Captain America: Civil War
Cast includes: Chris Evans, Robert Downey Jr, Sebastian Stan, Chadwick Boseman, and many more
Directed by: Anthony and Joe Russo
Screenplay by: Christopher Markus and Stephen McFeely
Review by Hafsa Alkhudairi
Before I lecture you on the merits of this movie and how amazing some of the messages and idealisms in the story are, I would like to you all to know this may be very biased! Also, before I wax poetry about the Black Panther, the Vision, and Spider-Man, I will say that I went into the theatre not a part of #TeamCaptain nor #TeamIronMan. I saw their points and understood what they were aiming for. However, I came out of the showing as a part of #TeamBlackWidow! Her point of view and her admittance of a skew in her perception shows that she was the only one who is sane!
The movie, Captain America: Civil War, was an amazing superhero movie. It went beyond that and tried to understand the magnitude of the events they had to face and the repercussions of such actions. Obviously, that is not the villain nor their purpose, but it is a motif that many characters are exploring. The villain became both more and less important because of that. There is so much more at stake for everyone involved and this story’s conclusion has been coming for a while. I’m glad the director ended it as he did because there was no way one movie can resolve all the issues raised. With the changes to the next Avengers movie titles, the resolution will be happening slowly until the next movie where it will conclude.
The characters in the movie were portrayed amazingly and written beautifully. They were all true to character and did not act in ways that would be weird for them. There were many epic moments with these characters. Many of them show how much potential the characters have in the Marvel Cinematic Universe. I highly enjoyed seeing them interact in such interesting ways and develop singularly and together.
Plot wise, Captain America: Civil War‘s concept of having a governing body for the Avengers is good conceptually. The idea of the United Nations being the governing party is also a good idea conceptually. However, the Avengers weren’t answering to the UN. They answered directly to general Russo. He is a part of the American government. Also, the UN is not as unbiased as it should be. Hence, the plan is flawed. If the concept is implemented, it should have been with a system made of people nations to make an informed decision. I do believe that both Captain America and Iron Man were wrong. Tony Stark should not have to pressure or fight the Captain without hearing his side of the story. Steve Rogers should have not disregarded the others’ arguments without discussing the issue. I believe at some point they both realized that they weren’t completely right. However, if they did talk it out, it would not have as compelling a story!
Also, the villain’s simplicity in both plan and motive in Captain America: Civil War reflects that not all plans have to be elaborate or complicated to be effective. Because of its simplicity, it was actually successful!
I appreciate how Captain America: Civil War answered questions raised from the rest of the Marvel Cinematic Universe. It also opens the door for the rest the universe to develop beyond just entertaining movies. There will be more multi-dimensional storylines than the basic hero defeats villain archetype that we’ve seen so far.

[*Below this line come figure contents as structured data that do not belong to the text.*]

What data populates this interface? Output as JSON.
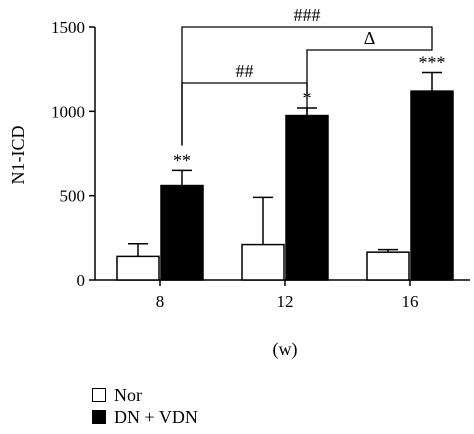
{
  "chart_data": {
    "type": "bar",
    "categories": [
      "8",
      "12",
      "16"
    ],
    "xlabel": "(w)",
    "ylabel": "N1-ICD",
    "ylim": [
      0,
      1500
    ],
    "yticks": [
      0,
      500,
      1000,
      1500
    ],
    "grid": false,
    "legend_position": "bottom-left",
    "series": [
      {
        "name": "Nor",
        "color": "#ffffff",
        "values": [
          140,
          210,
          165
        ],
        "errors": [
          75,
          280,
          15
        ]
      },
      {
        "name": "DN + VDN",
        "color": "#000000",
        "values": [
          560,
          975,
          1120
        ],
        "errors": [
          90,
          45,
          110
        ]
      }
    ],
    "significance": {
      "bar_labels": [
        "**",
        "*",
        "***"
      ],
      "brackets": [
        {
          "from": "8",
          "to": "16",
          "label": "###"
        },
        {
          "from": "8",
          "to": "12",
          "label": "##"
        },
        {
          "from": "12",
          "to": "16",
          "label": "Δ"
        }
      ]
    }
  }
}
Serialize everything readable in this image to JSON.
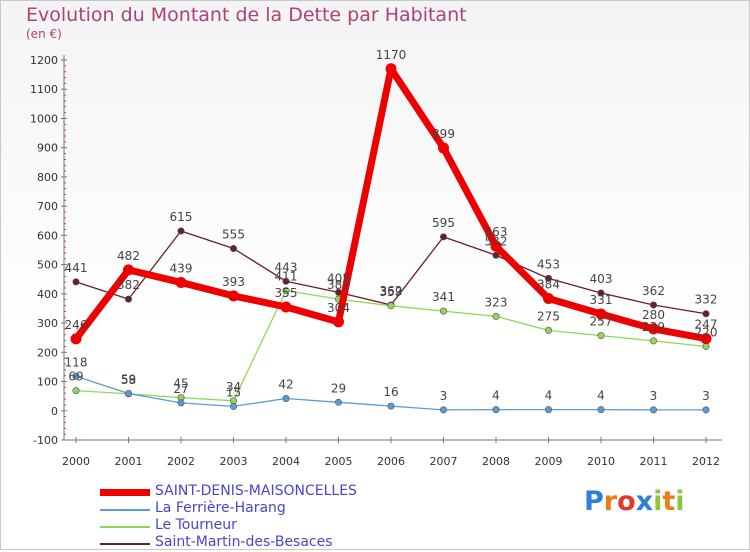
{
  "chart_data": {
    "type": "line",
    "title": "Evolution du Montant de la Dette par Habitant",
    "subtitle": "(en €)",
    "x": [
      "2000",
      "2001",
      "2002",
      "2003",
      "2004",
      "2005",
      "2006",
      "2007",
      "2008",
      "2009",
      "2010",
      "2011",
      "2012"
    ],
    "ylim": [
      -100,
      1200
    ],
    "yticks": [
      "-100",
      "0",
      "100",
      "200",
      "300",
      "400",
      "500",
      "600",
      "700",
      "800",
      "900",
      "1000",
      "1100",
      "1200"
    ],
    "grid": false,
    "legend_position": "bottom-left",
    "series": [
      {
        "name": "SAINT-DENIS-MAISONCELLES",
        "color": "#ee0000",
        "values": [
          246,
          482,
          439,
          393,
          355,
          304,
          1170,
          899,
          563,
          384,
          331,
          280,
          247
        ],
        "labels": [
          "246",
          "482",
          "439",
          "393",
          "355",
          "304",
          "1170",
          "899",
          "563",
          "384",
          "331",
          "280",
          "247"
        ]
      },
      {
        "name": "La Ferrière-Harang",
        "color": "#5b9bd5",
        "values": [
          118,
          59,
          27,
          15,
          42,
          29,
          16,
          3,
          4,
          4,
          4,
          3,
          3
        ],
        "labels": [
          "118",
          "59",
          "27",
          "15",
          "42",
          "29",
          "16",
          "3",
          "4",
          "4",
          "4",
          "3",
          "3"
        ]
      },
      {
        "name": "Le Tourneur",
        "color": "#8fd65a",
        "values": [
          69,
          58,
          45,
          34,
          411,
          382,
          359,
          341,
          323,
          275,
          257,
          239,
          220
        ],
        "labels": [
          "69",
          "58",
          "45",
          "34",
          "411",
          "382",
          "359",
          "341",
          "323",
          "275",
          "257",
          "239",
          "220"
        ]
      },
      {
        "name": "Saint-Martin-des-Besaces",
        "color": "#6b1e2a",
        "values": [
          441,
          382,
          615,
          555,
          443,
          405,
          362,
          595,
          532,
          453,
          403,
          362,
          332
        ],
        "labels": [
          "441",
          "382",
          "615",
          "555",
          "443",
          "405",
          "362",
          "595",
          "532",
          "453",
          "403",
          "362",
          "332"
        ]
      }
    ]
  },
  "branding": {
    "logo_letters": [
      "P",
      "r",
      "o",
      "x",
      "i",
      "t",
      "i"
    ],
    "logo_colors": [
      "#2f7fd8",
      "#f07a1a",
      "#e23a2a",
      "#2f7fd8",
      "#8cc63f",
      "#f07a1a",
      "#8cc63f"
    ]
  }
}
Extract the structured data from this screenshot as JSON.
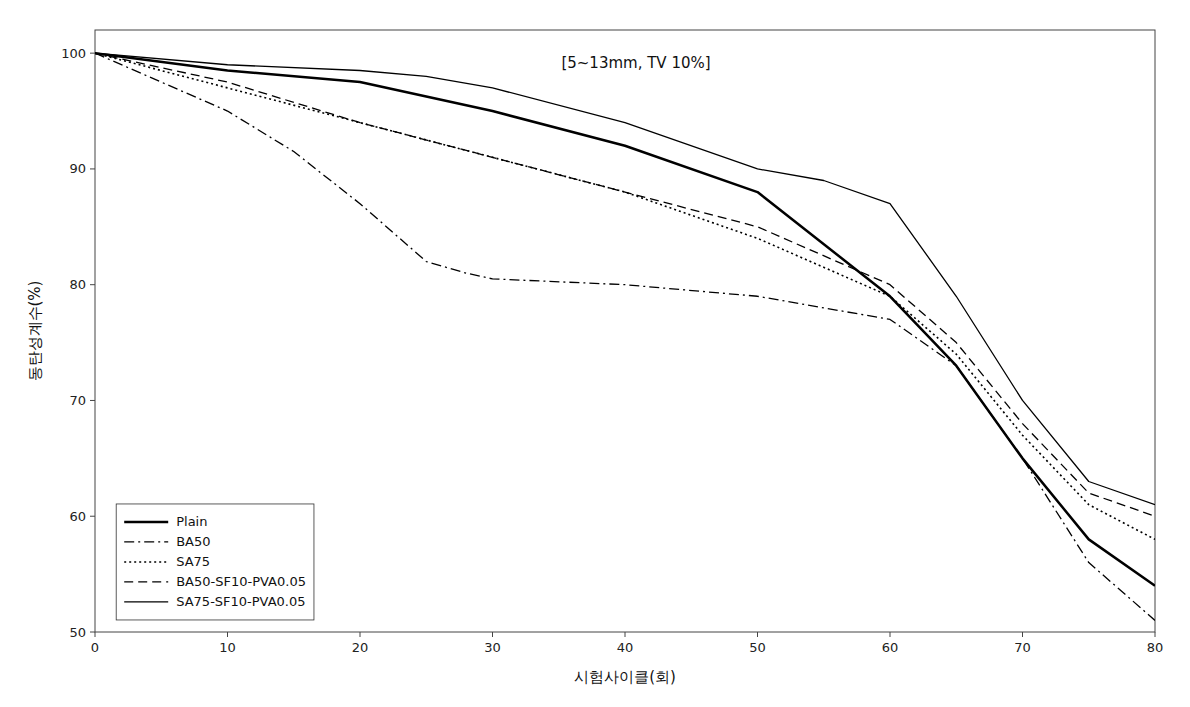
{
  "chart_data": {
    "type": "line",
    "xlabel": "시험사이클(회)",
    "ylabel": "동탄성계수(%)",
    "annotation": "[5~13mm, TV 10%]",
    "xlim": [
      0,
      80
    ],
    "ylim": [
      50,
      102
    ],
    "xticks": [
      0,
      10,
      20,
      30,
      40,
      50,
      60,
      70,
      80
    ],
    "yticks": [
      50,
      60,
      70,
      80,
      90,
      100
    ],
    "grid": false,
    "legend": "lower left",
    "series": [
      {
        "name": "Plain",
        "color": "#000000",
        "line_style": "solid",
        "x": [
          0,
          10,
          20,
          30,
          40,
          50,
          60,
          65,
          70,
          75,
          80
        ],
        "values": [
          100,
          98.5,
          97.5,
          95,
          92,
          88,
          79,
          73,
          65,
          58,
          54
        ]
      },
      {
        "name": "BA50",
        "color": "#000000",
        "line_style": "dashdot",
        "x": [
          0,
          5,
          10,
          15,
          20,
          25,
          28,
          30,
          40,
          50,
          60,
          65,
          70,
          75,
          80
        ],
        "values": [
          100,
          97.5,
          95,
          91.5,
          87,
          82,
          81,
          80.5,
          80,
          79,
          77,
          73,
          65,
          56,
          51
        ]
      },
      {
        "name": "SA75",
        "color": "#000000",
        "line_style": "dotted",
        "x": [
          0,
          10,
          20,
          30,
          40,
          50,
          60,
          65,
          70,
          75,
          80
        ],
        "values": [
          100,
          97,
          94,
          91,
          88,
          84,
          79,
          74,
          67,
          61,
          58
        ]
      },
      {
        "name": "BA50-SF10-PVA0.05",
        "color": "#000000",
        "line_style": "dashed",
        "x": [
          0,
          10,
          20,
          30,
          40,
          50,
          60,
          65,
          70,
          75,
          80
        ],
        "values": [
          100,
          97.5,
          94,
          91,
          88,
          85,
          80,
          75,
          68,
          62,
          60
        ]
      },
      {
        "name": "SA75-SF10-PVA0.05",
        "color": "#000000",
        "line_style": "solid",
        "x": [
          0,
          10,
          20,
          25,
          30,
          40,
          50,
          55,
          60,
          65,
          70,
          75,
          80
        ],
        "values": [
          100,
          99,
          98.5,
          98,
          97,
          94,
          90,
          89,
          87,
          79,
          70,
          63,
          61
        ]
      }
    ]
  }
}
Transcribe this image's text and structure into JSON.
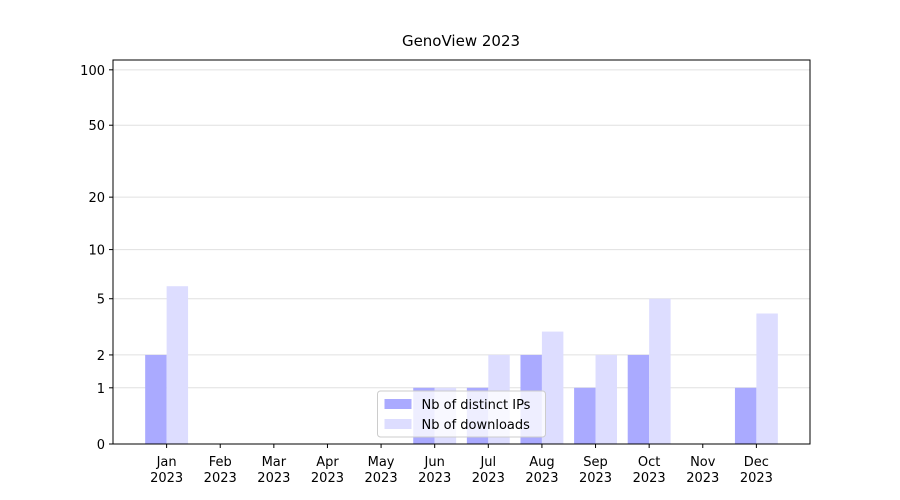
{
  "chart_data": {
    "type": "bar",
    "title": "GenoView 2023",
    "categories": [
      "Jan\n2023",
      "Feb\n2023",
      "Mar\n2023",
      "Apr\n2023",
      "May\n2023",
      "Jun\n2023",
      "Jul\n2023",
      "Aug\n2023",
      "Sep\n2023",
      "Oct\n2023",
      "Nov\n2023",
      "Dec\n2023"
    ],
    "series": [
      {
        "name": "Nb of distinct IPs",
        "color": "#aaaaff",
        "values": [
          2,
          0,
          0,
          0,
          0,
          1,
          1,
          2,
          1,
          2,
          0,
          1
        ]
      },
      {
        "name": "Nb of downloads",
        "color": "#ddddff",
        "values": [
          6,
          0,
          0,
          0,
          0,
          1,
          2,
          3,
          2,
          5,
          0,
          4
        ]
      }
    ],
    "yscale": "log1p",
    "ylim": [
      0,
      113
    ],
    "yticks": [
      0,
      1,
      2,
      5,
      10,
      20,
      50,
      100
    ],
    "grid": true,
    "legend": "lower center"
  }
}
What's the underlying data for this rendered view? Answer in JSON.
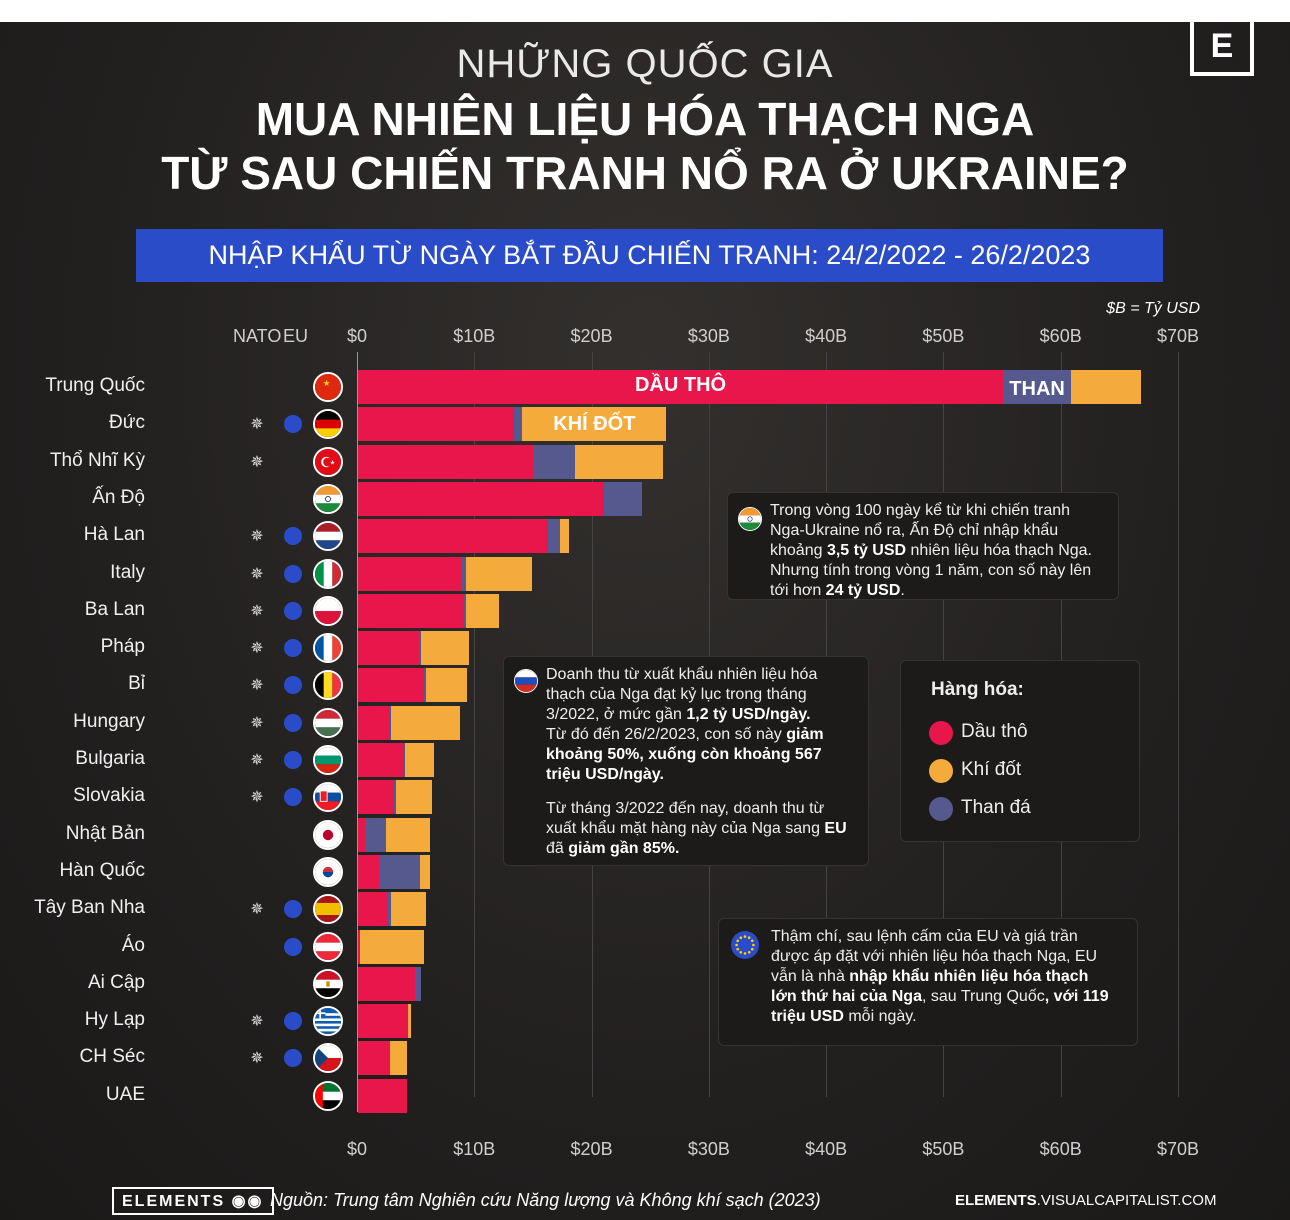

Watch it! Captain America: Civil War was outstanding. It provided the best characterization and the movie was arguably one of the best superhero films I’ve seen and it was great to see the question of responsibility going under scrutiny. I found the experience very enlightening. Especially, after seeing how torn apart the characters are over their mistakes in the past. I highly encourage those who go see it have an open mind and to see the many perspectives presented to then formulate your own.